Well, at the beginning, she's hiding from a painful past, using her combat training to patch up injured kids from the local gang. Her cybernetic implants and prosthetics are ancient by the current standards, causing her daily pain and getting worse. To Jenny, the pain and her extensive scars seem only fitting. She keeps her head down, unwilling to ask for help from the people who did this to her in the first place. Or did she really do it to herself?
But late one night, when the local ganglord, an imposing, but charismatic figure who goes by "Razorface", brings in an ODing kid. Par for the course, until she realizes that this is no normal OD. This kid is dying from an overdose of highly classified Canadian military battle drugs. She knows them on sight, as well she should. After all, she took quite a few herself back in the day. But where did this kid get them? And what does it have to do with the cop who recently got assassinated? Can it be a coincidence that Jenny's estranged sociopathic sister has been spotted in the area?
And all that is just the beginning...
In Hammered, the story keeps getting bigger and bigger, eventually appropriating international intrigue, sentient AI's, jailed scientists and even top-secret starships. At times, it feels like it doesn't all quite belong in the same story, but for me, the strength of the characters held it all together, even when I had a little trouble following all of the labyrinthine inner workings of the plot.
It's not a perfect book, but then, few books are. As I mentioned above, I had a little trouble at times connecting some of the plot's more disparate threads. A pair of the characters are bilingual, and while that adds texture, I did get a little impatient with some scenes where a lot of their dialogue was in French, and I had to guess at their meanings through context alone. I also felt that, as with so many dystopian novels, that there is occasionally a suggestion that the present day political struggles are going to be the downfall of life as we know it, rather than just another of the debates that rage intensely for a while and then begin to fade into the background again as a new controversy arises.
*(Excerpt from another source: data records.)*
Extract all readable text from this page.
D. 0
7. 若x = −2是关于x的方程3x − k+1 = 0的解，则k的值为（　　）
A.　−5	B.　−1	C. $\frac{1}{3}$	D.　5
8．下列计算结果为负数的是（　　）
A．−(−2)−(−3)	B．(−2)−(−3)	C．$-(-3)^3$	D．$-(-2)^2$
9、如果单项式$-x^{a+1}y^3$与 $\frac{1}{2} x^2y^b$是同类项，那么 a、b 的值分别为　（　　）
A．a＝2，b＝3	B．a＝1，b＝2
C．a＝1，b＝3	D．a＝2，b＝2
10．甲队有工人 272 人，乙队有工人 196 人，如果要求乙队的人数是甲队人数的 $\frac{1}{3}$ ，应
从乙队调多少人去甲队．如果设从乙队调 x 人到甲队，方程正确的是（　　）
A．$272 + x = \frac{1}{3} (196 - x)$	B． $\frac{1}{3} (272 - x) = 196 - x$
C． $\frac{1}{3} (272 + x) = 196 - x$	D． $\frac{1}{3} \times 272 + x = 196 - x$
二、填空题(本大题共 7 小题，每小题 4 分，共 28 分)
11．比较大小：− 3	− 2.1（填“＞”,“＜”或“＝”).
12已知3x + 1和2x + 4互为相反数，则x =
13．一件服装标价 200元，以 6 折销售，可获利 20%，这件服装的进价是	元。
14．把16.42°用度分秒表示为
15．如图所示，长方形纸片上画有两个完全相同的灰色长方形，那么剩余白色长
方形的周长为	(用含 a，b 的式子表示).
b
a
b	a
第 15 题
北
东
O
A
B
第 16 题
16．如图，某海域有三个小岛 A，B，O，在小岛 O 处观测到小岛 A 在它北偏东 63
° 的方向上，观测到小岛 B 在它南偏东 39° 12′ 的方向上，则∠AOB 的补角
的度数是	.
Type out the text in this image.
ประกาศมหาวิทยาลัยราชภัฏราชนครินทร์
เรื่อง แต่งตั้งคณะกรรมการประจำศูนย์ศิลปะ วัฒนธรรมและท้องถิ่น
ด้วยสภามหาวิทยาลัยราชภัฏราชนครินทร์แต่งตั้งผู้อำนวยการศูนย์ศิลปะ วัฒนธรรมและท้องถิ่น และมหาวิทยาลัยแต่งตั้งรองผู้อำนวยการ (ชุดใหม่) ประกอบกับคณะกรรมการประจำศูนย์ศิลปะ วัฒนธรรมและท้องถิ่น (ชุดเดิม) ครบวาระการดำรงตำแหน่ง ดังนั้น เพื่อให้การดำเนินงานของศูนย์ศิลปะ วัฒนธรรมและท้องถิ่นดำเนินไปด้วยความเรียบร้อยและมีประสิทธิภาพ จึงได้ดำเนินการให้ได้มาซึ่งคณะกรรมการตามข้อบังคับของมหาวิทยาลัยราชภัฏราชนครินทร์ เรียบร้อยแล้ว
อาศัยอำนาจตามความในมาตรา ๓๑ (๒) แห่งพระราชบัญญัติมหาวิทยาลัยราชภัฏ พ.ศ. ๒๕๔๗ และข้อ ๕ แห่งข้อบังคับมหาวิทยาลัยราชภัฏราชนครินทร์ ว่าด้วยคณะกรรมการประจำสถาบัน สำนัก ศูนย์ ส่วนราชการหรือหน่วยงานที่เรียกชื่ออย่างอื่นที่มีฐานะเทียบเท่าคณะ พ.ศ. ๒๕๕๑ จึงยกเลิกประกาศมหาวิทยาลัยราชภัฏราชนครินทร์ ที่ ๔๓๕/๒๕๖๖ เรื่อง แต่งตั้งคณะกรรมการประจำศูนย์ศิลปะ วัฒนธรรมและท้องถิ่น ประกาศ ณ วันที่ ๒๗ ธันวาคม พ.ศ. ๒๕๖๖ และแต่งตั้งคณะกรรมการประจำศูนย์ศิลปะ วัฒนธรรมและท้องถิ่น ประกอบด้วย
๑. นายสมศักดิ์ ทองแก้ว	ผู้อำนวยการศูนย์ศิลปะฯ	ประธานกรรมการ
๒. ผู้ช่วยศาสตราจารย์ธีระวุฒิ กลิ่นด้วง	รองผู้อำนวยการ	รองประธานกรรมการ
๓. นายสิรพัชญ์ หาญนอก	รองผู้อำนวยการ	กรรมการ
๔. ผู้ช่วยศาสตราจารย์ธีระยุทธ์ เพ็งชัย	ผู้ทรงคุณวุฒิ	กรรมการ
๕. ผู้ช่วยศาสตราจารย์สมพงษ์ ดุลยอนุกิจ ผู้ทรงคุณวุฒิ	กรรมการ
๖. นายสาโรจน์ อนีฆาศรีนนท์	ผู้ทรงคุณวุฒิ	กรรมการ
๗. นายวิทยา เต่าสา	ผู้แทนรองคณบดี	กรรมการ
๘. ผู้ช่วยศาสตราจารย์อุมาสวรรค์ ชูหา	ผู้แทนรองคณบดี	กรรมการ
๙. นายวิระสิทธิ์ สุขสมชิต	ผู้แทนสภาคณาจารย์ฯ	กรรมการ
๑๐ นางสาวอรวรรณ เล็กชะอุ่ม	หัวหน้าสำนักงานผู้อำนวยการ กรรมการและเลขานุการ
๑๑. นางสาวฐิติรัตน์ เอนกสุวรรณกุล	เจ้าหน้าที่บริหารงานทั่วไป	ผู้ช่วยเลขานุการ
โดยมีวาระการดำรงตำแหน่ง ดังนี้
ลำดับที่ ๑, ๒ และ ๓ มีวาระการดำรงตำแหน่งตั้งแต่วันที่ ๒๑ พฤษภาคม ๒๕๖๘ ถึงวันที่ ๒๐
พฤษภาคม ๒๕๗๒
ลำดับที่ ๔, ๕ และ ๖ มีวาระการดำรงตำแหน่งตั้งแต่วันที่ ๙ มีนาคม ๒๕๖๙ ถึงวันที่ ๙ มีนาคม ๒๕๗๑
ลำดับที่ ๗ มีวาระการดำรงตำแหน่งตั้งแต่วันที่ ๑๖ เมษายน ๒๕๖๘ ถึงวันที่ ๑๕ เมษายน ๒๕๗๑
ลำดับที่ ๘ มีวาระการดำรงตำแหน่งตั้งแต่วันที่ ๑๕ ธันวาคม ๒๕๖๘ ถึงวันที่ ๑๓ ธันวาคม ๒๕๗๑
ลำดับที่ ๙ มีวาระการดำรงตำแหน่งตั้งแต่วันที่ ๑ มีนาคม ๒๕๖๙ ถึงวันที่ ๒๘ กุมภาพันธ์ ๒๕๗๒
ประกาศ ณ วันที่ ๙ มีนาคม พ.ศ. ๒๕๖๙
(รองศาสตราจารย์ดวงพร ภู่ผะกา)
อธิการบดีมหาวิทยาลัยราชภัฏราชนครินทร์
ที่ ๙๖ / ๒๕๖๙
However, all of my complaints are really quite minor, and forgivable, as what is good in the story eclipses them almost completely. The book hooked me right from the start, and my interest never waned, even when I wasn't entirely clear on everything that was happening. Plus, one of the things that a complex plot can provide is a sense of texture and connectedness that really provided a great mood while reading. Everything had a history, and each new revelation made me want to know more.
In addition, the book, particularly in the last act, has a couple of truly thrilling sequences, including an extended gun-battle and chase, as some of our good guys try to track down and neutralize an extremely dangerous individual.
Yet, it is really the characters that made the book for me. The characters are grown-ups, not just in physical age, but also in psychological complexity and maturity. People have intricate motives, some of them mutually exclusive, and we all maneuver through our lives constantly trying to prioritize them, to balance achieving our own desires with protecting the people we care about, and this story captured that in multiple characters in a way that so many SF novels don't. In many books, the characters are bland ciphers that serve the plot, or they have some "defining characteristic" a single trait that is somehow supposed to explain their whole personality. Real people aren't like that, and neither are the characters in this story. I really appreciated that.
The author uses an interesting technique for her multiple point-of-view characters by following all of them in a tight third-person except for Jenny herself, who tells her own scenes in first person. This allows the story to follow all of the seperate plot threads through scenes where Jenny isn't present, while at the same time making it clear that it is ultimately Jenny's story.
And so I return to Jenny. She makes a fascinating protagonist and I really cared about her. Rather than try to define her for you, I refer back to the quote above. It's better to watch her and see what she
does. You can find her in
Hammered.
In fact, about the worst thing I can really say about the book is that the sequel,
Scardown, won't be out until this Summer.